The case of 12-year-old Deamonte Driver speaks volumes about the impact of health-care rationing on Medicaid patients.
Driver, a beneficiary in Maryland, developed a toothache. It should have meant only an $80 extraction.
However, because only 900 of Maryland's 5,500 dental care providers were accepting Medicaid, and these providers faced a backlog of patients, the Driver family — after calling more than 20 providers — was unable to get a timely appointment for Deamonte.
Soon, the youth's tooth infection abscessed and the infection spread to his brain. Deamonte, after complaining of a headache, was rushed to the hospital. He received two brain surgeries, but tragically died less than a month later.
If Medicaid guaranteed access to care, then this tragedy would never have befallen the Driver family. In reality, however, Medicaid only guarantees access to a waiting list that is already over capacity.
If Sandoval and Nevada lawmakers elect to push more individuals onto this waiting list for rationed care, it will only further strain the ability of the few providers who still accept Medicaid to treat these patients.
In this respect, policymakers expanding Medicaid would be like writing a check they know is going to bounce. Some individuals would receive the promise of greater access to health care, only to later learn that the promise is empty.

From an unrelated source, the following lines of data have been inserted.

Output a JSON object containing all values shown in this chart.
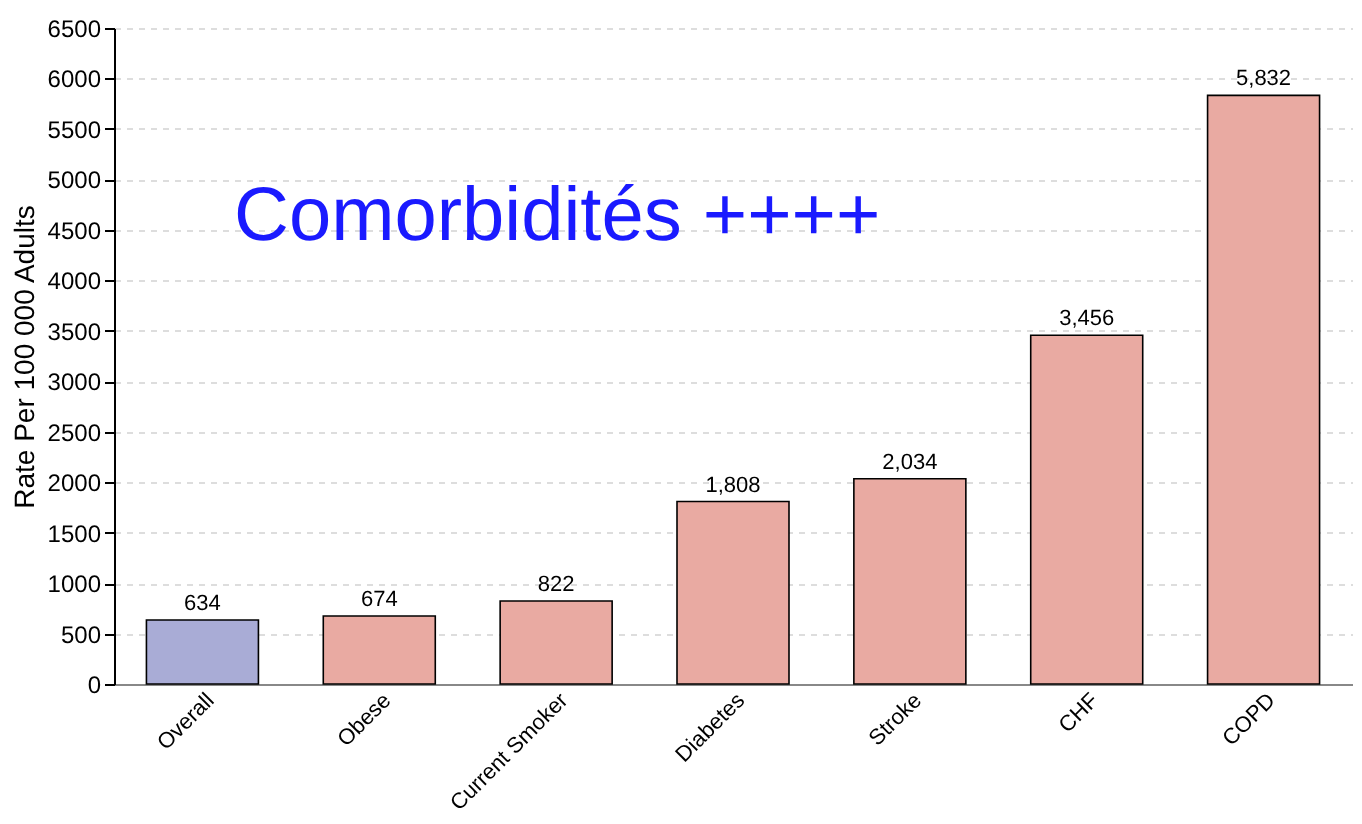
{
  "chart_data": {
    "type": "bar",
    "ylabel": "Rate Per 100 000 Adults",
    "categories": [
      "Overall",
      "Obese",
      "Current Smoker",
      "Diabetes",
      "Stroke",
      "CHF",
      "COPD"
    ],
    "values": [
      634,
      674,
      822,
      1808,
      2034,
      3456,
      5832
    ],
    "value_labels": [
      "634",
      "674",
      "822",
      "1,808",
      "2,034",
      "3,456",
      "5,832"
    ],
    "colors": [
      "#a9acd6",
      "#e9aaa2",
      "#e9aaa2",
      "#e9aaa2",
      "#e9aaa2",
      "#e9aaa2",
      "#e9aaa2"
    ],
    "ylim": [
      0,
      6500
    ],
    "yticks": [
      0,
      500,
      1000,
      1500,
      2000,
      2500,
      3000,
      3500,
      4000,
      4500,
      5000,
      5500,
      6000,
      6500
    ],
    "grid": "y",
    "annotations": [
      "Comorbidités  ++++"
    ]
  }
}
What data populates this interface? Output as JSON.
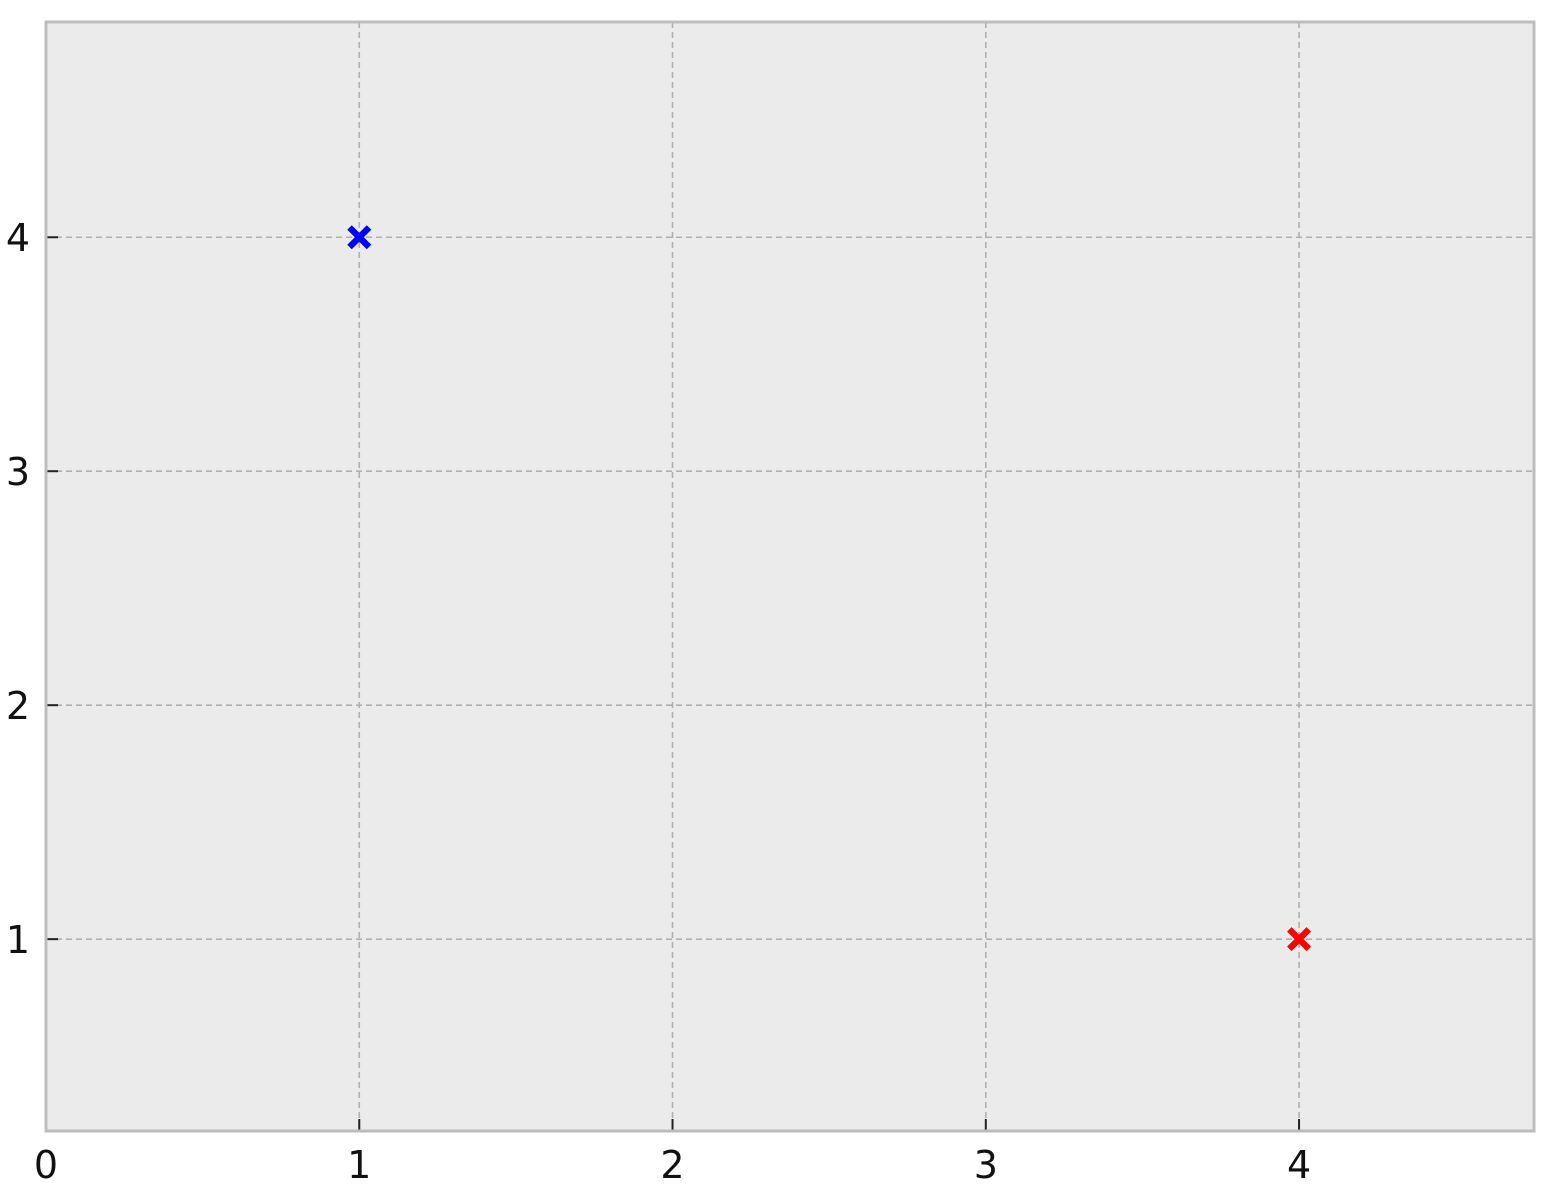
{
  "chart_data": {
    "type": "scatter",
    "title": "",
    "xlabel": "",
    "ylabel": "",
    "xlim": [
      0,
      4.75
    ],
    "ylim": [
      0.18,
      4.92
    ],
    "x_ticks": [
      "0",
      "1",
      "2",
      "3",
      "4"
    ],
    "y_ticks": [
      "1",
      "2",
      "3",
      "4"
    ],
    "grid": true,
    "marker": "x-filled",
    "points": [
      {
        "x": 1,
        "y": 4,
        "color": "#0000ff"
      },
      {
        "x": 4,
        "y": 1,
        "color": "#ff0000"
      }
    ]
  },
  "colors": {
    "plot_background": "#ebebeb",
    "grid": "#b0b0b0",
    "spine": "#bcbcbc"
  }
}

Worse, the additional strain that such an expansion would place on the shrinking network of Medicaid providers would mean that individuals who are currently Medicaid eligible would face higher competition for the few available time slots with these providers.
In other words, for the most vulnerable populations, their access to care would actually diminish as a result of Medicaid expansion.
If Nevada's policymakers really want to improve health-care access for the most vulnerable populations, they should shun eligibility expansion and instead institute reforms that put beneficiaries in control of their health-care dollars.
Structuring Medicaid benefits around a Health Opportunity Account, for example, would allow beneficiaries to purchase medical care directly from providers — even when those providers refuse to accept standard Medicaid rates.
At the same time, HOAs give beneficiaries incentives to economize and avoid superfluous care. Why? Because they get to keep a majority of the funds in their account even if they gain employment and lose their Medicaid eligibility.
Advocates of market-oriented policies aren't heartless. They just recognize that markets are more effective at alleviating human suffering than are government-centric approaches, which regularly fail to achieve their stated objectives.
It might initially seem intuitive that a Medicaid expansion would benefit the less fortunate — until you actually think about it.